Updated for 2026
The quick version: Yes, Medellín’s tap water is safe to drink, which makes it one of the few cities in Latin America where that is reliably true. Fill your bottle straight from the tap. The only caveats are very old buildings with aging pipes, which affect taste more than safety, and the coast and small towns, where you should switch to bottled. As for altitude, at around 1,500 meters Medellín is too low to cause altitude sickness, so almost nobody feels it. You may tire a little faster on the hills and the sun is stronger, but that is about it. Higher places like Bogotá are a different story.
Two of the questions I get asked most before people visit are whether the water is safe and whether the altitude will be a problem. The good news is that both have reassuring answers for Medellín specifically. I have lived here since 2019 and drink the tap water daily. Here is the full picture, including the few exceptions worth knowing.
Can You Drink the Tap Water?
Yes. Medellín’s water is managed by EPM, one of the best-run public utilities in the country, and it is treated to a high standard that meets or exceeds World Health Organization guidelines. The water is potable, most locals drink it straight from the tap, and many paisas will proudly tell you it is the cleanest in the region. I have never filtered mine. Bring a refillable bottle and you can skip buying plastic entirely, which is also covered in the weather and packing guide.
There are a few small caveats. The first is your building. The source water arrives clean, but in some older houses and buildings the internal plumbing is aging galvanized pipe that can add a metallic taste or a little rust by the time it reaches your tap. This is a plumbing issue, not a city-water issue, and in a modern apartment or hotel in El Poblado or Laureles you are very unlikely to notice anything. If you are in an older place, run the tap for a moment before filling up, or use a cheap pitcher filter for peace of mind. The second is taste: the water is noticeably chlorinated to some palates, which a basic filter fixes. And if you are immunocompromised, bottled is the cautious choice anywhere you travel.
For what it is worth, ice at established restaurants and bars is made from treated water and is fine. Restaurants tend to serve bottled water rather than tap, but that is cultural habit, not a safety signal.
What About the Rest of Colombia?
This is where people get caught out, because Medellín is the exception, not the rule. Bogotá’s tap water is also officially potable and many locals drink it, though it has a stronger chlorine taste. But on the Caribbean coast, including Cartagena and Santa Marta, you should drink filtered or bottled water, and in small towns and rural areas it is safest to ask locals or simply stick to bottled. The simple rule: in Medellín and Bogotá the tap is fine, and on the coast or out in the smaller towns on a day trip, switch to bottled.
Will Your Stomach Adjust?
One honest note. Even perfectly safe water carries a different mix of minerals and local microbes than what your body is used to at home, so a small number of people get a mild, short-lived stomach adjustment in their first few days. That is not the water being unsafe, just unfamiliar. If you have a sensitive stomach, ease into it rather than downing liters on day one, and apply the usual travel-tummy common sense with street food and washing your hands.
The Altitude
Medellín sits at about 1,495 meters, roughly 4,900 feet. That is moderate elevation, and it is well below the 2,500 meters or so where altitude sickness typically starts, so the honest answer is that almost nobody feels the altitude in Medellín itself.
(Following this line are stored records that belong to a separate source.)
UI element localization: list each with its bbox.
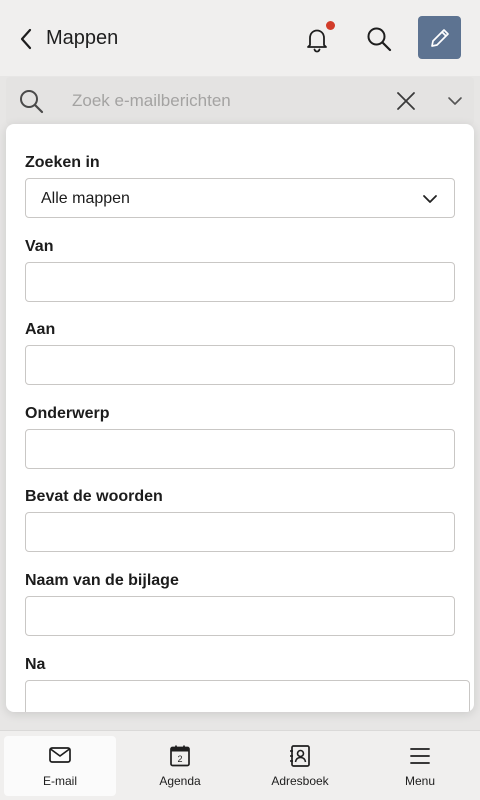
nav-agenda-label: Agenda bbox=[159, 774, 201, 788]
contains-words-field[interactable] bbox=[25, 512, 455, 552]
nav-email-label: E-mail bbox=[42, 774, 77, 788]
to-field[interactable] bbox=[25, 345, 455, 385]
search-in-label: Zoeken in bbox=[25, 154, 100, 171]
search-input[interactable] bbox=[72, 90, 372, 112]
top-bar: Mappen bbox=[0, 0, 480, 76]
attachment-name-input[interactable] bbox=[26, 597, 454, 635]
after-date-label: Na bbox=[25, 656, 46, 673]
clear-search-button[interactable] bbox=[394, 89, 418, 113]
calendar-icon: 2 bbox=[170, 745, 190, 767]
chevron-down-icon bbox=[423, 195, 437, 203]
contains-words-input[interactable] bbox=[26, 513, 454, 551]
to-input[interactable] bbox=[26, 346, 454, 384]
app: Mappen Zoek e-mailberichten Zoeken in Al… bbox=[0, 0, 480, 800]
subject-label: Onderwerp bbox=[25, 405, 110, 422]
chevron-down-icon bbox=[448, 97, 462, 105]
search-icon bbox=[20, 90, 44, 114]
search-options-toggle[interactable] bbox=[446, 92, 464, 110]
header-search-button[interactable] bbox=[364, 24, 394, 54]
bottom-navigation: E-mail 2 Agenda Adresboek Menu bbox=[0, 730, 480, 800]
subject-input[interactable] bbox=[26, 430, 454, 468]
from-label: Van bbox=[25, 238, 54, 255]
envelope-icon bbox=[49, 747, 71, 763]
from-field[interactable] bbox=[25, 262, 455, 302]
pencil-icon bbox=[430, 28, 449, 47]
nav-agenda[interactable]: 2 Agenda bbox=[124, 736, 236, 796]
contains-words-label: Bevat de woorden bbox=[25, 488, 163, 505]
nav-address-book[interactable]: Adresboek bbox=[244, 736, 356, 796]
close-icon bbox=[397, 92, 415, 110]
search-in-select[interactable]: Alle mappen bbox=[25, 178, 455, 218]
search-icon bbox=[367, 27, 392, 52]
subject-field[interactable] bbox=[25, 429, 455, 469]
nav-menu[interactable]: Menu bbox=[364, 736, 476, 796]
nav-address-book-label: Adresboek bbox=[271, 774, 329, 788]
hamburger-icon bbox=[410, 748, 430, 764]
search-in-value: Alle mappen bbox=[41, 190, 130, 207]
nav-email[interactable]: E-mail bbox=[4, 736, 116, 796]
to-label: Aan bbox=[25, 321, 56, 338]
attachment-name-label: Naam van de bijlage bbox=[25, 572, 179, 589]
notification-dot bbox=[326, 21, 335, 30]
mail-search-bar bbox=[6, 77, 474, 125]
attachment-name-field[interactable] bbox=[25, 596, 455, 636]
page-title: Mappen bbox=[46, 27, 119, 49]
chevron-left-icon bbox=[20, 28, 32, 50]
after-date-field[interactable] bbox=[25, 680, 470, 712]
compose-button[interactable] bbox=[418, 16, 461, 59]
back-button[interactable] bbox=[14, 26, 38, 52]
after-date-input[interactable] bbox=[26, 681, 469, 712]
advanced-search-panel: Zoeken in Alle mappen Van Aan Onderwerp … bbox=[6, 124, 474, 712]
from-input[interactable] bbox=[26, 263, 454, 301]
contacts-icon bbox=[290, 745, 310, 767]
calendar-day-number: 2 bbox=[177, 754, 182, 764]
nav-menu-label: Menu bbox=[404, 774, 436, 788]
What you might notice is milder and is not sickness. The sun is stronger up here, which is the real thing to respect, so wear sunscreen. You may find yourself a little more winded climbing the city’s steeper streets, alcohol can hit a touch harder, and you will want to drink more water than usual, which is easy enough given you can drink it from the tap.
Higher destinations are a different matter. Bogotá, at 2,640 meters, is high enough that some people feel breathless or tired on their first day. The villages and corregimientos in the hills around Medellín, like Santa Elena, climb toward 2,500 meters. And if Colombia is one stop on a bigger trip that includes genuinely high places, that is where altitude deserves real attention. The standard advice there is to ascend gradually, take the first day easy, drink plenty of water, and go light on alcohol. Locals swear by coca tea, and soroche pills are sold for it. If you have a heart or lung condition, it is worth a word with your doctor before any high-altitude leg of a trip. None of that applies to Medellín, but it is good to know before you head up.
Frequently Asked Questions
Can you drink the tap water in Medellín? Yes. It is treated by EPM to a high standard, it is potable, and most locals drink it straight from the tap.
Is the tap water safe everywhere in Colombia? No. Medellín and Bogotá are fine, but on the Caribbean coast and in small towns you should drink bottled or filtered water.
Will the tap water make me sick? It is very unlikely. A few people get a brief, mild stomach adjustment to unfamiliar water, which is not the same as the water being unsafe.
Is Medellín at high altitude? It sits at a moderate 1,500 meters, which is too low to cause altitude sickness for almost everyone.
Does the altitude in Medellín affect you? Barely. You might tire a little faster and the sun is stronger, but genuine altitude effects only kick in at higher places like Bogotá at 2,640 meters.